Inutile anche l’ultimo ricorso: la Corte di Cassazione ha confermato la responsabilità esclusiva del Comune di Nova Milanese in relazione alla morte di Davide Marotta, il 14enne caduto dallo scooter il 4 agosto 2006 sulla Monza – Saronno a causa della cattiva tenuta dell’asfalto, reso scivoloso dalla presenza di ghiaia a terra. Davide, successivamente alla caduta, fu investito e ucciso da un furgone. Da lì in poi, il dolore e una storia di ricorsi e carte bollate.
Quattordicenne, primogenito, promessa del calcio giovanile. È il 2010 quando papà Luigi e mamma Roberta iniziano la causa contro il Comune, affidandosi ai legali Elena Maria Brambati e Antonio Caminiti.
“Infondato e inammissibile in tutti i suoi punti”: la Cassazione con ordinanza 7065 del 17 febbraio pone fine a undici anni di battaglia giudiziaria. Viene rigettato definitivamente il ricorso e il Comune viene condannato al pagamento delle spese processuali. Ammonta a 800 mila euro il risarcimento alla famiglia Marotta, già dalla sentenza 2080 del 2013 pronunciata dal giudice Maria Gabriella Mariconda.
Il Comune si era da subito opposto, chiedendone la sospensiva. In primo, secondo e terzo grado, quindi con sentenza del tribunale civile di Monza, della Corte d’Appello di Milano e infine con ordinanza della Cassazione di Roma, nessun dubbio: nessuna negligenza da parte di Davide.
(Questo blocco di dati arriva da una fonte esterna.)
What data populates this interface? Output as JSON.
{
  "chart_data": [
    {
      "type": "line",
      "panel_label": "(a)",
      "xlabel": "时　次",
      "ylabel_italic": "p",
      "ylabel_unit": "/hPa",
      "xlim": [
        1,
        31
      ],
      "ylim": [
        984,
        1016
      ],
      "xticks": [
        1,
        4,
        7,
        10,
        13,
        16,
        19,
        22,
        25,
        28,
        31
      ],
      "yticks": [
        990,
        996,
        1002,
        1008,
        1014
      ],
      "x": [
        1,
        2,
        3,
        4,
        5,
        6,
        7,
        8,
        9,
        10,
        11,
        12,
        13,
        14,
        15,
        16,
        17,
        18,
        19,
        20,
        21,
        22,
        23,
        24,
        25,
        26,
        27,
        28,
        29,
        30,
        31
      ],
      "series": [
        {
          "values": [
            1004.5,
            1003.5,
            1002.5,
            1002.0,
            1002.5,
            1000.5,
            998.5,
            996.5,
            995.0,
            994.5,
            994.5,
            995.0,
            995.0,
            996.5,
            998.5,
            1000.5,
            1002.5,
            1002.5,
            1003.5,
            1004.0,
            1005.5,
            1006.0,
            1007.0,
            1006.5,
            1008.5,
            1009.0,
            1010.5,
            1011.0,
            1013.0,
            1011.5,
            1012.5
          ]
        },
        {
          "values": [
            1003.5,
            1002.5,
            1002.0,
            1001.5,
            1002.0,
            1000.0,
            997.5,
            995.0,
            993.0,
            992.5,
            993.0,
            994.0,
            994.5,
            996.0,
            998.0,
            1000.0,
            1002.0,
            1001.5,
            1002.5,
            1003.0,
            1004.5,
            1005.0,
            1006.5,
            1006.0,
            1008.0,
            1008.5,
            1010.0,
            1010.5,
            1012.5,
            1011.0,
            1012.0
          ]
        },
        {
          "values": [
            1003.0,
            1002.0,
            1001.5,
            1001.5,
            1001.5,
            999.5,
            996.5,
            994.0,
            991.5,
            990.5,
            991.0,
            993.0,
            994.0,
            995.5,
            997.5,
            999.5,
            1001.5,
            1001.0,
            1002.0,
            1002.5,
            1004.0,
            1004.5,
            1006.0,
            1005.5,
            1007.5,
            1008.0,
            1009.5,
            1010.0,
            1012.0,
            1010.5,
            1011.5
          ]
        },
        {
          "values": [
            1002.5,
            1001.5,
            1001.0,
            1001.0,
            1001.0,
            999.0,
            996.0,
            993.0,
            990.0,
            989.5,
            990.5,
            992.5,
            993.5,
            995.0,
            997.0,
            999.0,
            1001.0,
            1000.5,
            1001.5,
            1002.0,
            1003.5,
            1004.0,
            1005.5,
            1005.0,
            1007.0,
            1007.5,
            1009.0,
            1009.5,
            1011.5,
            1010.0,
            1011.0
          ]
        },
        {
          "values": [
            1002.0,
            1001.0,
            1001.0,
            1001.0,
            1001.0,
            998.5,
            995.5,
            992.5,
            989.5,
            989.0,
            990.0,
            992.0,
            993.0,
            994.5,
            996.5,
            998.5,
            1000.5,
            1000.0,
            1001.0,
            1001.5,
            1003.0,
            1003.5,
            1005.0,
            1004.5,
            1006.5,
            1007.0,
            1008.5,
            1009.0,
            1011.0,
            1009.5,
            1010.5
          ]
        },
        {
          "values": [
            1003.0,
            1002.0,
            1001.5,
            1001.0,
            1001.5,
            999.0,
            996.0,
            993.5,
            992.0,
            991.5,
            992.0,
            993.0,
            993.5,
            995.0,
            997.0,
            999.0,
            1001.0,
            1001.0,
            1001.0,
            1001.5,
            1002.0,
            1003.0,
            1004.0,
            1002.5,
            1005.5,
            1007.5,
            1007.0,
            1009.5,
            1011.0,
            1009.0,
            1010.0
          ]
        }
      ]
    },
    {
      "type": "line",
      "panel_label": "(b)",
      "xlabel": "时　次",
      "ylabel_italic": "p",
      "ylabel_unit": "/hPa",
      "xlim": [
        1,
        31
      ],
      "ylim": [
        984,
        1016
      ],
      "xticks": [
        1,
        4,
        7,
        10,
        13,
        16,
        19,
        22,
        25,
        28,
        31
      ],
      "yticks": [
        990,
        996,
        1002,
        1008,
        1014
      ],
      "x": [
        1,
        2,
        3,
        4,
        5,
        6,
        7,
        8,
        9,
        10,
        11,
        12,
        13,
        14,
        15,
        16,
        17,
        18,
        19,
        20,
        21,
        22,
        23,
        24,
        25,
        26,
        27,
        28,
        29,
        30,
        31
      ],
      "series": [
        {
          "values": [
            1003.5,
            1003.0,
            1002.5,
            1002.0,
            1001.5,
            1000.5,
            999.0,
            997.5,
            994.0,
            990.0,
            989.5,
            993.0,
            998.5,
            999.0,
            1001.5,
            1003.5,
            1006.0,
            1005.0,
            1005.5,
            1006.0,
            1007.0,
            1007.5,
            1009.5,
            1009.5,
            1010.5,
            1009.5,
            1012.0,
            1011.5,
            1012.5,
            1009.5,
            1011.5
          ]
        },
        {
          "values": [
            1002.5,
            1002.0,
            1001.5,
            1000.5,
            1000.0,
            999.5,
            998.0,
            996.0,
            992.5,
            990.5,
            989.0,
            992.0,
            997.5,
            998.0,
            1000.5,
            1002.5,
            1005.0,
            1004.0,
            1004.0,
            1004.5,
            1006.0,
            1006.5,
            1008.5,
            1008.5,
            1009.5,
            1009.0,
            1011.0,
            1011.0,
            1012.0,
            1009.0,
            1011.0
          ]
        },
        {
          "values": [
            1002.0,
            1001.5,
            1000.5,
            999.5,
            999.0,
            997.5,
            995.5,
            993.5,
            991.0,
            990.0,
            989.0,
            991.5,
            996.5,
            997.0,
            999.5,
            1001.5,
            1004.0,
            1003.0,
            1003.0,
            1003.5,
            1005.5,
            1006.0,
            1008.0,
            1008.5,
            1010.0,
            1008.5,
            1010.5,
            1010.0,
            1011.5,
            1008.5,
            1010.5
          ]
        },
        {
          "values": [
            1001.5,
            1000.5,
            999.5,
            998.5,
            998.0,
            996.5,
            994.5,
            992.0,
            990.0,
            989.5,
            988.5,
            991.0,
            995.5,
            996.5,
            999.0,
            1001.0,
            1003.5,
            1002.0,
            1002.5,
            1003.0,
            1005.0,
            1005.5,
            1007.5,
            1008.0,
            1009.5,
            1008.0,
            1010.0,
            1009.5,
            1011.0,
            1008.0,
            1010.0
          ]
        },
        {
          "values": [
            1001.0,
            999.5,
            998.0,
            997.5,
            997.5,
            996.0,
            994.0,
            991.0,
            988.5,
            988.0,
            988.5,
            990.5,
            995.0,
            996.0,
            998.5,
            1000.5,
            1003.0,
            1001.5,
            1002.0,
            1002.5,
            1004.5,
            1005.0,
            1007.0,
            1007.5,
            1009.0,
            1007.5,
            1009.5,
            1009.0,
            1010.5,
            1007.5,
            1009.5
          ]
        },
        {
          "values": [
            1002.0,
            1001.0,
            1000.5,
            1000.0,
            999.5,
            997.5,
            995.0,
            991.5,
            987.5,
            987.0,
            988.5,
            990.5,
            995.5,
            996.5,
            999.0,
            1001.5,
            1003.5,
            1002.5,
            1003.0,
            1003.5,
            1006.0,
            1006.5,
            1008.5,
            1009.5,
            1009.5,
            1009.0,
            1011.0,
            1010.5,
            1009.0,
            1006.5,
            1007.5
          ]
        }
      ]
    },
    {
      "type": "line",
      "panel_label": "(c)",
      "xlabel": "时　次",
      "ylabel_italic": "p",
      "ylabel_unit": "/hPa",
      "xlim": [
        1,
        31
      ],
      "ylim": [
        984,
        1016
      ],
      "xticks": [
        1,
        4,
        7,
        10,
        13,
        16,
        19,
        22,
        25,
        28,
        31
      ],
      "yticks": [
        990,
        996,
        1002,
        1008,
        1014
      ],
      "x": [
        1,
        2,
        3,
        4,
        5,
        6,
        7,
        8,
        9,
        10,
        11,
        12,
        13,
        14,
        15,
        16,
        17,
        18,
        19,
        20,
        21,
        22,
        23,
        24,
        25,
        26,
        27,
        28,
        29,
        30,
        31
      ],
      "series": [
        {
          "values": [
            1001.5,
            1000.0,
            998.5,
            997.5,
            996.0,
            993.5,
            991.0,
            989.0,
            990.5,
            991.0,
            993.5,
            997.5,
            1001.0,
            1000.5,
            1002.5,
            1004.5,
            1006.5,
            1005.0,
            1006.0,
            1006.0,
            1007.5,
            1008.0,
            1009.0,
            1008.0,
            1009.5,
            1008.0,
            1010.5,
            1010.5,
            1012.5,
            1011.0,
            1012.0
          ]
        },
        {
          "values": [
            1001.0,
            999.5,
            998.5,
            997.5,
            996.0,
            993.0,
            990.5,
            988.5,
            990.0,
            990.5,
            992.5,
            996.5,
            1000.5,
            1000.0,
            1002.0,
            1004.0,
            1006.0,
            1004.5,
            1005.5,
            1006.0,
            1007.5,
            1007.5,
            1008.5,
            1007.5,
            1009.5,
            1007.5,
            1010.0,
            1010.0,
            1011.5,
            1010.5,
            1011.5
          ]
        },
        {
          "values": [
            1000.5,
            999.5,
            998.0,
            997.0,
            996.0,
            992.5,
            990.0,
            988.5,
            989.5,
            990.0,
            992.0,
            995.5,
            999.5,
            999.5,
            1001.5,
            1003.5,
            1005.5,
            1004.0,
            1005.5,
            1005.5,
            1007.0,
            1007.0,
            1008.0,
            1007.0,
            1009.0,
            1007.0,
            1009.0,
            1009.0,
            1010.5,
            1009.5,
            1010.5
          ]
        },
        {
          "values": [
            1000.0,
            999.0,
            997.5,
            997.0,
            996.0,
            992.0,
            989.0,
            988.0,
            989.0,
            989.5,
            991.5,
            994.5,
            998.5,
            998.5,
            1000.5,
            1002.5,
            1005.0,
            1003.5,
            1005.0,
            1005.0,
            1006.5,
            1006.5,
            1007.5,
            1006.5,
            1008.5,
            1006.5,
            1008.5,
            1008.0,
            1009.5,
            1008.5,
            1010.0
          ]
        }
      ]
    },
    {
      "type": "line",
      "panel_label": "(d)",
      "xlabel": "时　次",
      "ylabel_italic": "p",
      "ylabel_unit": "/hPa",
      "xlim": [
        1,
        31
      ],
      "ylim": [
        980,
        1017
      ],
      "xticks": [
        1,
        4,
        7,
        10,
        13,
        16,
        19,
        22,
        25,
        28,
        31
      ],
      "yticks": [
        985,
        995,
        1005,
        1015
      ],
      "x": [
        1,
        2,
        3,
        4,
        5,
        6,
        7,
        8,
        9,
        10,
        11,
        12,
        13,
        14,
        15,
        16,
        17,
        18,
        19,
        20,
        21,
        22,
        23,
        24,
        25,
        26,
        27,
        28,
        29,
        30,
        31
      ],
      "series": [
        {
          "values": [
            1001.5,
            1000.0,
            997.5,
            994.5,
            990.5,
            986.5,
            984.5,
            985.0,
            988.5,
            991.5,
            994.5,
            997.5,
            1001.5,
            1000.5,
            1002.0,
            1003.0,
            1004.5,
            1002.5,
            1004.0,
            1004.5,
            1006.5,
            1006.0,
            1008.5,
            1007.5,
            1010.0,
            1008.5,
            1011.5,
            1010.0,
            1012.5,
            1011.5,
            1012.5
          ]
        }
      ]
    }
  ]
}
«Il risultato sta proprio nell’aver dimostrato con un’istruttoria ampia ed esaustiva, che non c’è stata nessuna responsabilità da parte di Davide. Negligente il Comune al 100% – commentano i legali della famiglia – In ogni caso di fronte alla morte di un ragazzo non c’è nessuna vittoria, c’è solo da interrogarsi e fare in modo che non succedano più questi fatti».
“La concreta situazione del tratto stradale sul quale il minore è caduto – si legge – integrava, per l’utente, una situazione di pericolo occulto caratterizzata dal doppio e concorrente requisito della non visibilità oggettiva del pericolo e della non prevedibilità subiettiva di esso”.
«Fin dal principio – aggiungono gli avvocati – il cruccio e l’angoscia della famiglia è stato dimostrare che Davide si fosse comportato bene e non avesse violato nessuna norma. Cosa che siamo riusciti a dimostrare ricostruendo pezzo a pezzo tutto il fatto: le perizie cinematiche ci hanno dato ragione e hanno confermato che anche la velocità di Davide era ben al di sotto dei limiti».
Una tesi che ha visto andare in appello il Comune, cercando di ottenere il concorso di colpa, ma che è stato smentito subito dalla Corte d’Appello di Milano, quindi dalla Cassazione. Un iter giudiziario, che termina dopo undici anni, ma che si è svolto, a detta dei legali dello studio Caminiti, in modo lineare e abbastanza veloce: «I tempi tecnici sono stati giusti – concludono gli avvocati – grazie anche ad un’istruttoria ampia e completa che non ha più richiesto la riapertura dei fascicoli. La sentenza con la definizione della cifra del risarcimento è in linea con le tabelle del tribunale di Milano».